Here is a solution using the Union-Find algorithm.

Assume \(C_1 \leq C_2 \leq \dots \leq C_Q\) (by sorting the input). Based on Kruskal’s algorithm, the answer can be obtained using the following steps:

1. Prepare a list of sets \(\{1\}, \{2\}, \dots, \{N\}\) and initialize \(\text{ans} := 0\).
2. For \(i = 1, 2, \dots, Q\) in this order, do the following:
   • Enumerate all sets that have at least one element between \(L_i\) and \(R_i\). Add \(C_i\) times the number of such sets to \(\text{ans}\). Then, merge those sets into one.
3. If all sets are merged into one, output \(\text{ans}\); otherwise, output \(-1\).

This can be efficiently done using the Union-Find algorithm while maintaining the maximum vertex number of each connected component. The time complexity, including sorting, is \(O(Q(\log Q + \alpha(N)))\).
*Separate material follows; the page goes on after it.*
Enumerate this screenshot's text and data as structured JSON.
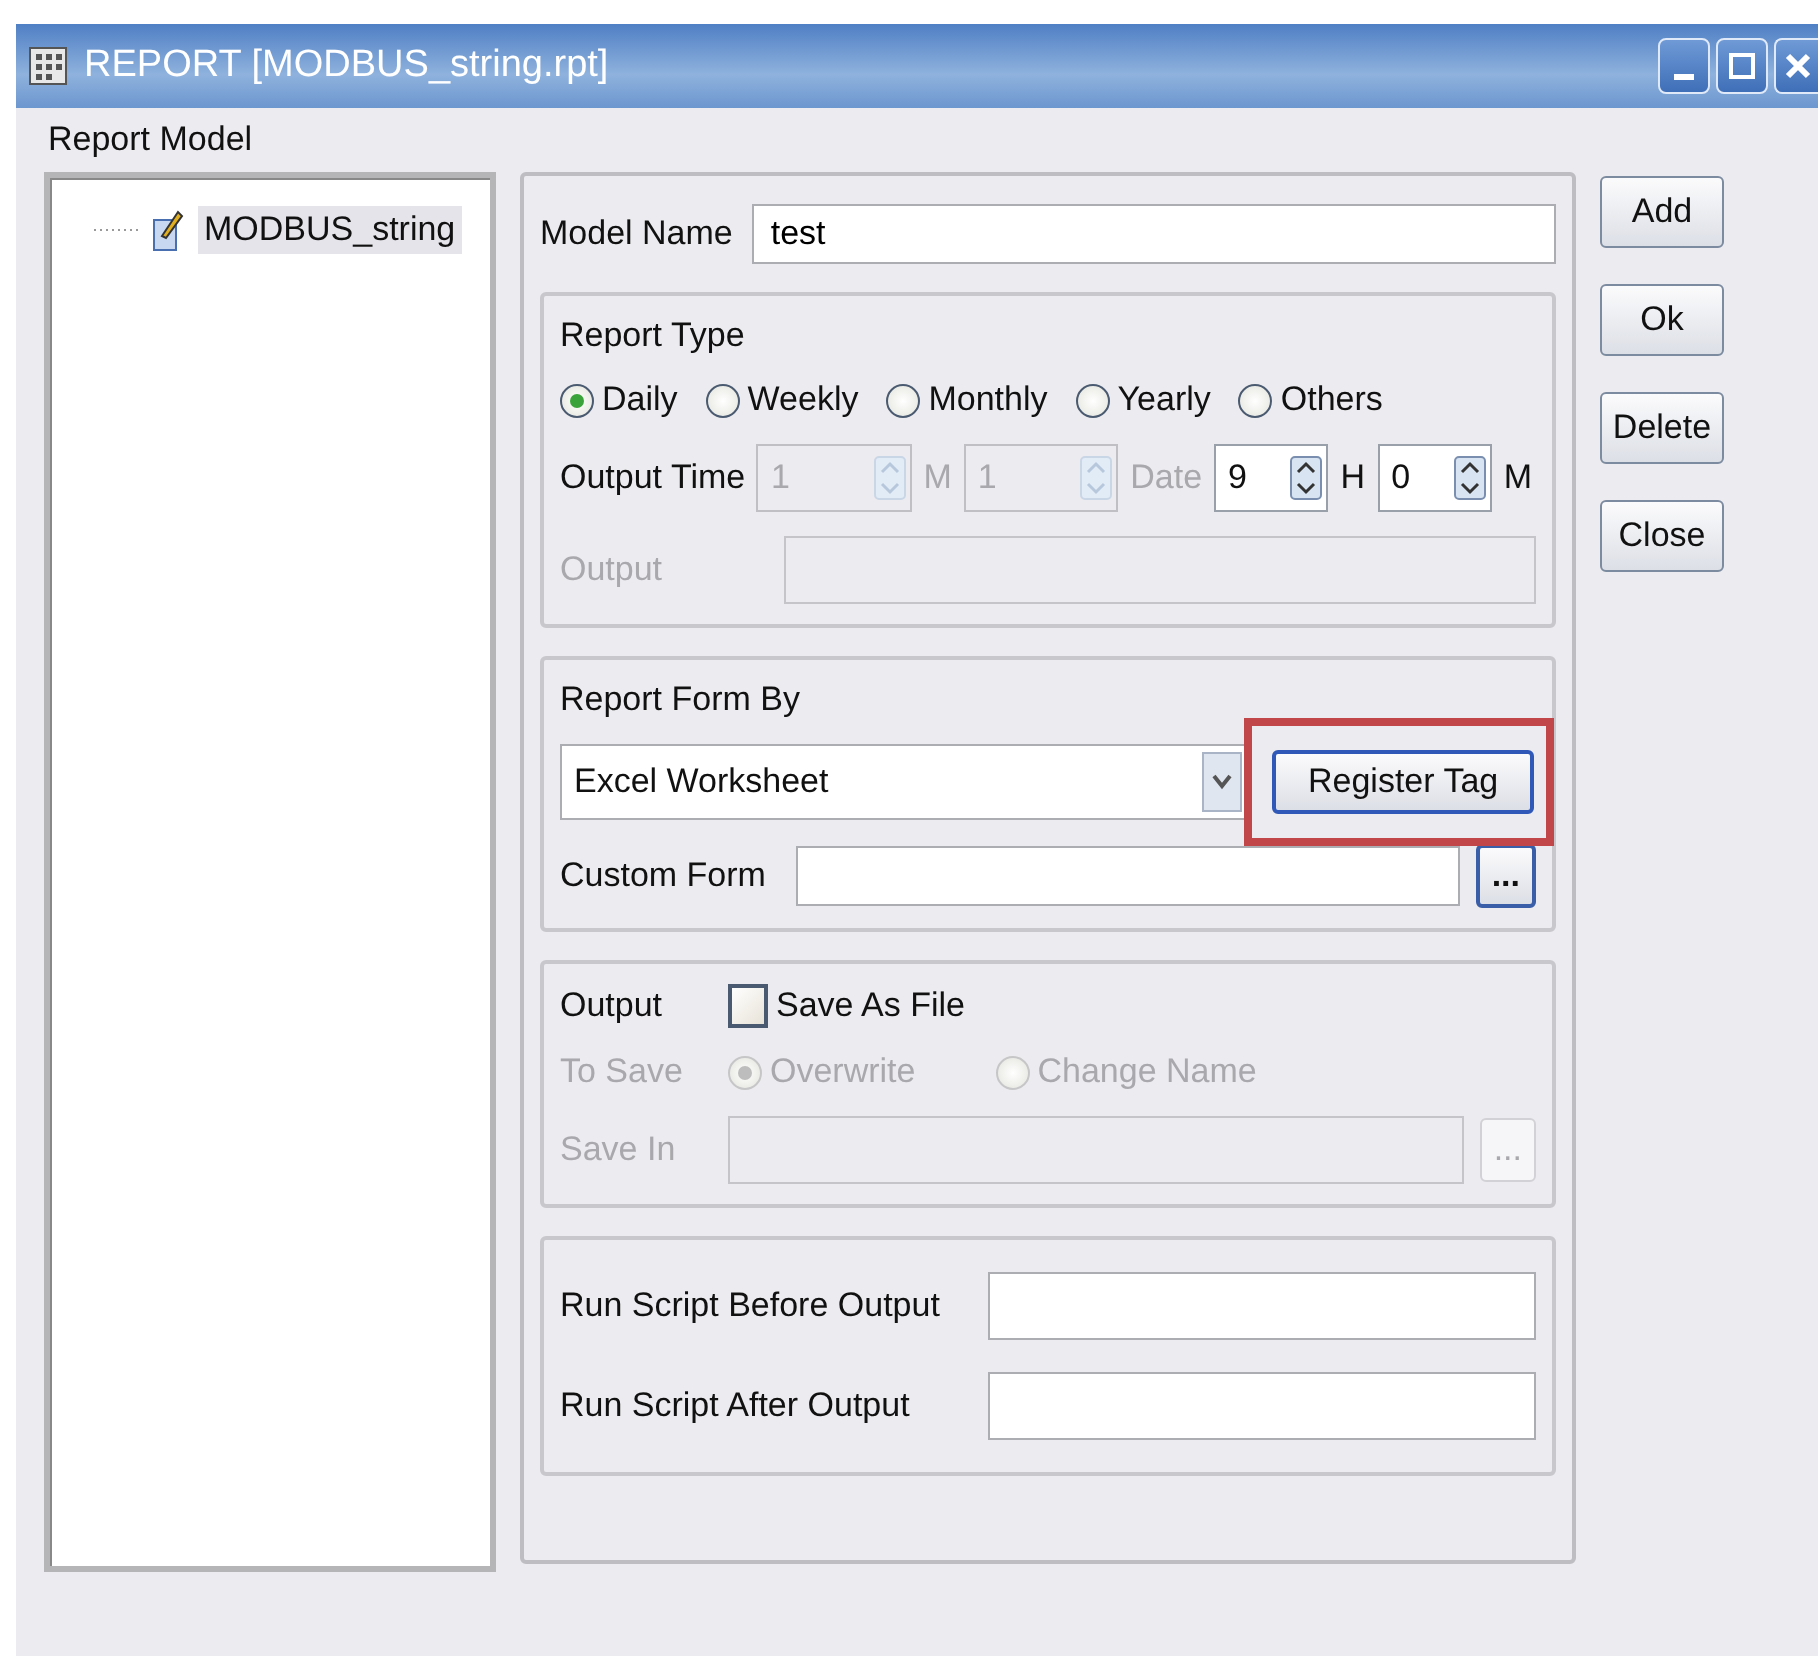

Implementation example (Python)

from atcoder.dsu import DSU

N, Q = map(int, input().split())
CLR = []
for i in range(Q):
    L, R, C = map(int, input().split())
    CLR.append((C, L - 1, R - 1))

d = DSU(N)
r = [i for i in range(N)]
ans = 0
for C, L, R in sorted(CLR):
    p = L
    while p <= R:
        p = r[d.leader(p)]
        ans += C
        if p + 1 <= R:
            nr = r[d.leader(p + 1)]
            d.merge(p, p + 1)
            r[d.leader(p)] = nr
        p += 1
print(ans if d.size(0) == N else -1)